Actualités : 830 AVOCATS ONT PRÊTÉ SERMENT MERCREDI DERNIER
Dans les coulisses d’une cérémonie


Mercredi 15 décembre 2010. Cour d’Alger, sise au Ruisseau. Près de mille avocats, exactement 830 nouveaux, issus du dernier concours d’aptitude au stage d’avocat, ont prêté serment. Une procédure conforme à l’un des articles de la loi organisant la profession d’avocat en Algérie. L’ambiance était au rendez-vous. Sur les visages des futurs «défenseurs» se lisait la joie. Début d’une vie active… pas comme les autres.
Abder Bettache Alger (Le Soir) - La gent féminine domine cette nouvelle promotion. Elles sont toutes jeunes et la majorité d’entre elles portent le hidjab. Un hidjab aux couleurs multiples. Les hommes ? Ils sont à peine trois cents. Certains sont d’un âge très avancé. C’est le cas de cet sexagénaire, qui a attiré tous les regards sur lui, lorsqu’il s’approcha de la juge pour prêter serment. «Ça doit être un ex-magistrat, qui s’est ‘’reconverti’’ en avocat. Très souvent, en fin de carrière, un grand nombre de juges optent pour la profession d’avocat», nous explique un avocat du barreau d’Alger. Certains fonctionnaires ayant fait carrière au sein de l’administration centrale décident de se «transformer » en avocats. «Cette catégorie de personnes est privilégiée», dit-on. Il s’agit d’anciens moudjahidine. «Ils sont privilégiés du fait qu’ils ouvrent droit à l’exercice de la profession d’avocat et ce même s’ils ne répondent pas à tous les critères», ajoute-t-on. Toutefois, le gouvernement serait sur le point de promulguer une loi, «pour mettre fin à cette situation qui date des années 1960». Cette disposition verra le jour après de la promulgation de la nouvelle loi régissant la profession d’avocat. Au sein de la corporation des avocats, cette question est déjà au centre de tous les débats. Concours de circonstances ou volontairement programmé, le débat sur la question intervient au moment où les robes noires sont en pleine campagne électorale pour le renouvellement de la composante des conseils de l’ordre des treize barreaux d’Algérie.

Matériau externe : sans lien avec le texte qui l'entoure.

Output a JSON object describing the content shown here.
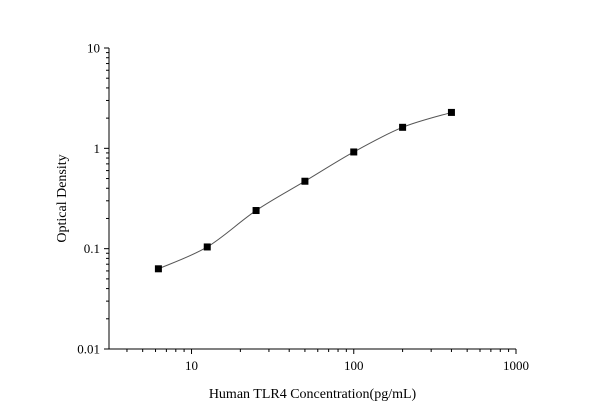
{
  "chart_data": {
    "type": "scatter",
    "title": "",
    "xlabel": "Human TLR4 Concentration(pg/mL)",
    "ylabel": "Optical Density",
    "x_scale": "log",
    "y_scale": "log",
    "xlim": [
      3.1,
      1000
    ],
    "ylim": [
      0.01,
      10
    ],
    "x_ticks": [
      10,
      100,
      1000
    ],
    "x_tick_labels": [
      "10",
      "100",
      "1000"
    ],
    "y_ticks": [
      0.01,
      0.1,
      1,
      10
    ],
    "y_tick_labels": [
      "0.01",
      "0.1",
      "1",
      "10"
    ],
    "grid": false,
    "legend": "none",
    "series": [
      {
        "x": [
          6.25,
          12.5,
          25,
          50,
          100,
          200,
          400
        ],
        "y": [
          0.063,
          0.104,
          0.24,
          0.47,
          0.92,
          1.62,
          2.28
        ],
        "marker": "square",
        "line": "smooth fit",
        "color": "#000000"
      }
    ]
  }
}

Ces derniers, une fois élus, procéderont à leur tour à l’élection du futur bâtonnier national.
Policiers et journalistes «reconvertis» en avocats
L’enjeu est donc de taille, d’où la mobilisation «algéroise» de mercredi dernier ! En effet, mercredi dernier, ce ne sont pas seulement des ex-magistrats ou des anciens moudjahidine qui ont opté pour la profession d’avocat. Il y a eu aussi d’autres personnes ayant déjà fait carrière dans d’autres métiers. Des ex-policiers ou encore d’ex-gendarmes ont décidé de changer de métier en optant ainsi pour la profession d’avocat. Il y avait également des ex-journalistes. Ils étaient au moins deux. Ces derniers ont fait la quasi-totalité de leur carrière au sein de l’ENTV. «C’est un choix que je viens de faire», nous explique notre ex-collègue. Pour «gagner» plus d’argent ? lui a-t-on demandé. «Non, c’est une nouvelle expérience que je veux tenter», nous explique notre interlocuteur. A l’extérieur, un autre journaliste, très connu pour avoir animé durant plusieurs années des émissions sportives sur l’Unique, attend depuis le matin. Il fait partie du second groupe qui doit prêter serment au niveau de la grande salle se trouvant au premier étage. Sa présence a soulevé des interrogations parmi les avocats, notamment les anciens. «Les journalistes nous envahissent», commente-t-on discrètement. Il est vrai que depuis quelque temps, les nouveaux «arrivés» au sein de la profession d’avocat sont «mal admis» par certaines robes noires. Il y aura bousculade au portillon. La concurrence sera rude. Selon un avocat, «la loi est claire ». Il ajoute : «Tous ceux qui répondent aux critères de l’exercice de la profession d’avocat ont le droit de postuler.» Notre interlocuteur, sur le point de partir en retraite, a tenu à marquer de sa présence cet important événement. Ce jour, il a accompagné sa fille. C’est le troisième membre d’une famille composée de six personnes qui a choisi cette profession.
«Je jure»
Cet ancien avocat n’est pas le seul à «soutenir» sa progéniture». Ils sont nombreux à accompagner leur «descendance». On assure la relève ? «Absolument», nous explique une avocate, amie de la presse. «Ça existe dans tous les métiers. «L’héritage» professionnel, c’est une pratique logique. C’est comme vous les journalistes. Vous aussi, vous encouragez et soutenez vos proches à exercer le métier de journaliste. Ce constat, on le trouve partout, y compris dans les corps constitués. Le phénomène est légion. On le trouve dans tous les métiers», tente de rassurer un avocat. Cela dit, nombreux étaient mercredi dernier à prononcer la très mythique phrase : «Je jure d’exercer mes fonctions de défense et de conseil en toute indépendance, avec dignité, conscience et probité, conformément aux règles de ma profession et dans le respect des cours et tribunaux et des lois de la République.» «Le plus important est d’avoir arraché le titre. «Je l’ai eu ! C’est l’essentiel. Le reste viendra progressivement », a lancé une jeune avocate. Notre interlocutrice, comme la majorité de ses collègues, ne rate pas d’immortaliser l’événement. Caméras et autres appareils photo sont de la partie pour figer «ces moments très forts dans notre vie». Des youyous sont même lancés. Ils ont retenti dans l’immense bâtisse de la cour d’Alger. Les parents n’hésitent pas à s’afficher, lorsqu’ils apprennent que le fils ou la fille vient de franchir la dernière ligne droite. Une ambiance de grande fête a régné ce jour à la cour d’Alger.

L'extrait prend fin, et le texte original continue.